В бок Льошу ткнулся Пыхчик и застыл на четвереньках. Широко раскрытыми глазами он не отрываясь пялился на Энтони, затем медленно, совсем по-собачьи, на локтях, подполз к мертвому старику, нагнулся над ним и протянул дрожащую пятерню к его лицу. Было видно, как он пытается заставить себя дотронуться лихорадочно прыгающими пальцами до Энтони, но пересилить себя так и не смог. Лицо Пыхчика, старческое, по-бабьи безволосое, вдруг перекосилось, разверзлось беззубым впалым ртом, и он, издав тихий, протяжный, жуткий вой, стал быстро пятиться на четвереньках.

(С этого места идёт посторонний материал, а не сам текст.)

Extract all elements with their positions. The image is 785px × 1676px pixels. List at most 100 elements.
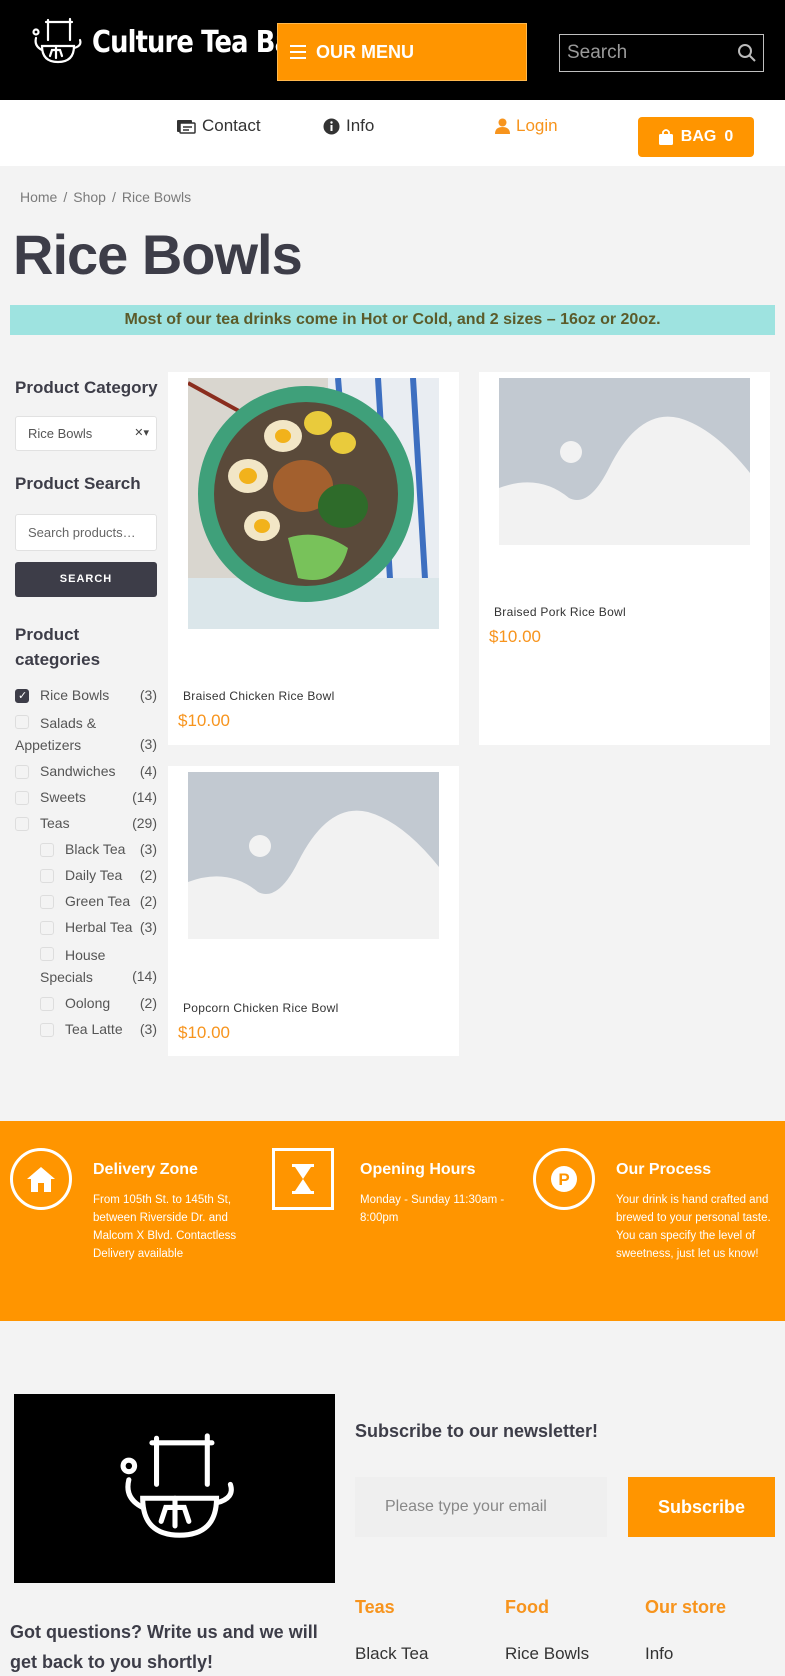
contact-prompt: Got questions? Write us and we will get … xyxy=(10,1622,318,1672)
product-image-chicken-bowl[interactable] xyxy=(188,378,439,629)
our-menu-label: OUR MENU xyxy=(316,41,414,62)
checkbox-icon[interactable] xyxy=(40,921,54,935)
category-label: Oolong xyxy=(65,995,111,1011)
category-count: (14) xyxy=(132,789,157,805)
category-count: (2) xyxy=(139,995,157,1011)
category-item-daily-tea[interactable]: Daily Tea (2) xyxy=(15,866,157,892)
product-price: $10.00 xyxy=(178,1023,230,1042)
category-count: (3) xyxy=(139,1021,157,1037)
category-label: Daily Tea xyxy=(65,867,123,883)
breadcrumb-separator: / xyxy=(63,189,68,205)
header-search-placeholder: Search xyxy=(567,42,628,63)
checkbox-icon[interactable] xyxy=(15,765,29,779)
category-count: (4) xyxy=(139,763,157,779)
category-count: (3) xyxy=(139,841,157,857)
svg-text:P: P xyxy=(558,1170,569,1189)
secondary-nav: Contact Info Login BAG 0 xyxy=(0,100,785,166)
search-icon[interactable] xyxy=(737,43,757,63)
hamburger-icon xyxy=(290,45,306,59)
category-label: House Specials xyxy=(40,947,106,985)
footer-link-black-tea[interactable]: Black Tea xyxy=(355,1644,428,1664)
contact-card-icon xyxy=(177,119,196,134)
footer-link-info[interactable]: Info xyxy=(645,1644,673,1664)
category-count: (3) xyxy=(139,919,157,935)
parking-p-icon: P xyxy=(533,1148,595,1210)
footer-col-heading-our-store: Our store xyxy=(645,1597,727,1617)
product-price: $10.00 xyxy=(489,627,541,646)
category-item-green-tea[interactable]: Green Tea (2) xyxy=(15,892,157,918)
checkbox-icon[interactable] xyxy=(15,817,29,831)
checkbox-icon[interactable] xyxy=(40,997,54,1011)
teapot-logo-icon xyxy=(120,1432,234,1538)
product-name[interactable]: Braised Chicken Rice Bowl xyxy=(183,689,335,703)
top-header: Culture Tea Bar OUR MENU Search xyxy=(0,0,785,100)
teapot-logo-icon xyxy=(32,17,82,64)
checkbox-icon[interactable] xyxy=(40,869,54,883)
product-search-button[interactable]: SEARCH xyxy=(15,562,157,597)
checkbox-icon[interactable] xyxy=(40,1023,54,1037)
feature-text: From 105th St. to 145th St, between Rive… xyxy=(93,1194,237,1260)
header-search-input[interactable]: Search xyxy=(559,34,764,72)
category-label: Herbal Tea xyxy=(65,919,133,935)
our-menu-button[interactable]: OUR MENU xyxy=(277,23,527,81)
category-item-rice-bowls[interactable]: Rice Bowls (3) xyxy=(15,686,157,712)
category-label: Sweets xyxy=(40,789,86,805)
product-category-heading: Product Category xyxy=(15,378,158,397)
category-filter-list: Rice Bowls (3) Salads & Appetizers (3) S… xyxy=(15,686,157,1046)
product-image-placeholder-icon[interactable] xyxy=(499,378,750,545)
hourglass-icon xyxy=(272,1148,334,1210)
breadcrumb-current: Rice Bowls xyxy=(121,189,192,205)
product-category-select[interactable]: Rice Bowls ✕▾ xyxy=(15,416,157,451)
clear-dropdown-icon[interactable]: ✕▾ xyxy=(134,417,149,450)
newsletter-email-input[interactable]: Please type your email xyxy=(355,1477,607,1537)
product-image-placeholder-icon[interactable] xyxy=(188,772,439,939)
checkbox-icon[interactable] xyxy=(40,843,54,857)
feature-title: Our Process xyxy=(616,1161,712,1178)
category-count: (2) xyxy=(139,893,157,909)
checkbox-icon[interactable] xyxy=(15,791,29,805)
footer-link-rice-bowls[interactable]: Rice Bowls xyxy=(505,1644,589,1664)
category-item-house-specials[interactable]: House Specials (14) xyxy=(15,944,157,994)
product-price: $10.00 xyxy=(178,711,230,730)
nav-info-link[interactable]: Info xyxy=(323,116,374,136)
category-item-sandwiches[interactable]: Sandwiches (4) xyxy=(15,762,157,788)
product-categories-heading: Product categories xyxy=(15,625,101,669)
nav-contact-link[interactable]: Contact xyxy=(176,116,261,136)
newsletter-heading: Subscribe to our newsletter! xyxy=(355,1421,599,1441)
email-placeholder: Please type your email xyxy=(385,1498,547,1515)
breadcrumb-shop[interactable]: Shop xyxy=(73,189,106,205)
category-item-tea-latte[interactable]: Tea Latte (3) xyxy=(15,1020,157,1046)
category-count: (29) xyxy=(132,815,157,831)
selected-category: Rice Bowls xyxy=(28,426,93,441)
product-card[interactable]: Braised Pork Rice Bowl $10.00 xyxy=(479,372,770,745)
category-label: Green Tea xyxy=(65,893,131,909)
product-card[interactable]: Braised Chicken Rice Bowl $10.00 xyxy=(168,372,459,745)
product-search-input[interactable]: Search products… xyxy=(15,514,157,551)
breadcrumb: Home / Shop / Rice Bowls xyxy=(20,189,191,205)
breadcrumb-home[interactable]: Home xyxy=(20,189,57,205)
feature-text: Your drink is hand crafted and brewed to… xyxy=(616,1194,771,1260)
brand-name: Culture Tea Bar xyxy=(92,24,304,60)
checkbox-checked-icon[interactable] xyxy=(15,689,29,703)
category-item-herbal-tea[interactable]: Herbal Tea (3) xyxy=(15,918,157,944)
category-item-black-tea[interactable]: Black Tea (3) xyxy=(15,840,157,866)
category-item-teas[interactable]: Teas (29) xyxy=(15,814,157,840)
category-item-salads[interactable]: Salads & Appetizers (3) xyxy=(15,712,157,762)
category-label: Tea Latte xyxy=(65,1021,123,1037)
product-card[interactable]: Popcorn Chicken Rice Bowl $10.00 xyxy=(168,766,459,1056)
nav-login-link[interactable]: Login xyxy=(495,116,558,136)
checkbox-icon[interactable] xyxy=(40,895,54,909)
category-label: Black Tea xyxy=(65,841,126,857)
feature-title: Delivery Zone xyxy=(93,1161,198,1178)
shopping-bag-button[interactable]: BAG 0 xyxy=(638,117,754,157)
category-count: (14) xyxy=(132,968,157,984)
feature-text: Monday - Sunday 11:30am - 8:00pm xyxy=(360,1194,505,1224)
category-item-oolong[interactable]: Oolong (2) xyxy=(15,994,157,1020)
category-count: (3) xyxy=(139,736,157,752)
footer-logo xyxy=(14,1394,335,1583)
subscribe-button[interactable]: Subscribe xyxy=(628,1477,775,1537)
product-name[interactable]: Popcorn Chicken Rice Bowl xyxy=(183,1001,339,1015)
product-name[interactable]: Braised Pork Rice Bowl xyxy=(494,605,626,619)
size-notice-banner: Most of our tea drinks come in Hot or Co… xyxy=(10,305,775,335)
category-item-sweets[interactable]: Sweets (14) xyxy=(15,788,157,814)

Возможно, он так бы и пятился до переднего бортика платформы и там бы затих, забившись в угол, но на его пути высился штатив с василисками. Со всего маху он ткнулся задом в острый край штатива, от неожиданности захлопнулся рот и сел, ошарашенно оглядываясь. Взгляд его, тоскливый и жалкий, как у загнанного, измученного зверя, запрыгал по платформе от человека к человеку, от пина к пину, но, не встретив ответного, который бы смог задержать его, остановить, остудить воспаленный мозг, вновь как магнитом притянулся к телу Энтони. Глаза его вновь остекленели, челюсть отвисла.

Пыхчик панически боялся мертвецов. В лагере, когда после возвращения из Головомойки очередная жертва вдруг сваливалась с драйгера и начинала биться в конвульсиях «пляски святого Витта», он стремглав слетал с платформы и, умчавшись в свой барак, забивался в угол на самый верхний ярус, откуда, сжавшись там в комок, дрожа и всхлипывая, не слезал до тех пор, пока Голос не возвещал о времени приема вечерней баланды. Он боялся мертвецов, боялся их вида, их присутствия, но на драйгере, в отличие от лагеря, спрятаться было негде, и вид мертвого завораживал Пыхчика, обволакивая животным ужасом. Наконец ужас настолько овладел им, что сломал на своем пути все заслоны, запеленал его мозг и окончательно поглотил Пыхчика со всеми его потрохами. И тогда он, движимый этим ужасом, желанием избавиться от мертвеца, вызвавшего этот ужас, освободиться от самого ужаса любым путем, завыл тонко и пронзительно, сорвался с места и, подскочив к телу Энтони, подхватил его и перебросил через борт.

— Ты что?! — вскочил Льош.

Пыхчик стоял перед ним, шатался, крупно дрожа всем телом. Затем силы оставили его, и он рухнул на колени.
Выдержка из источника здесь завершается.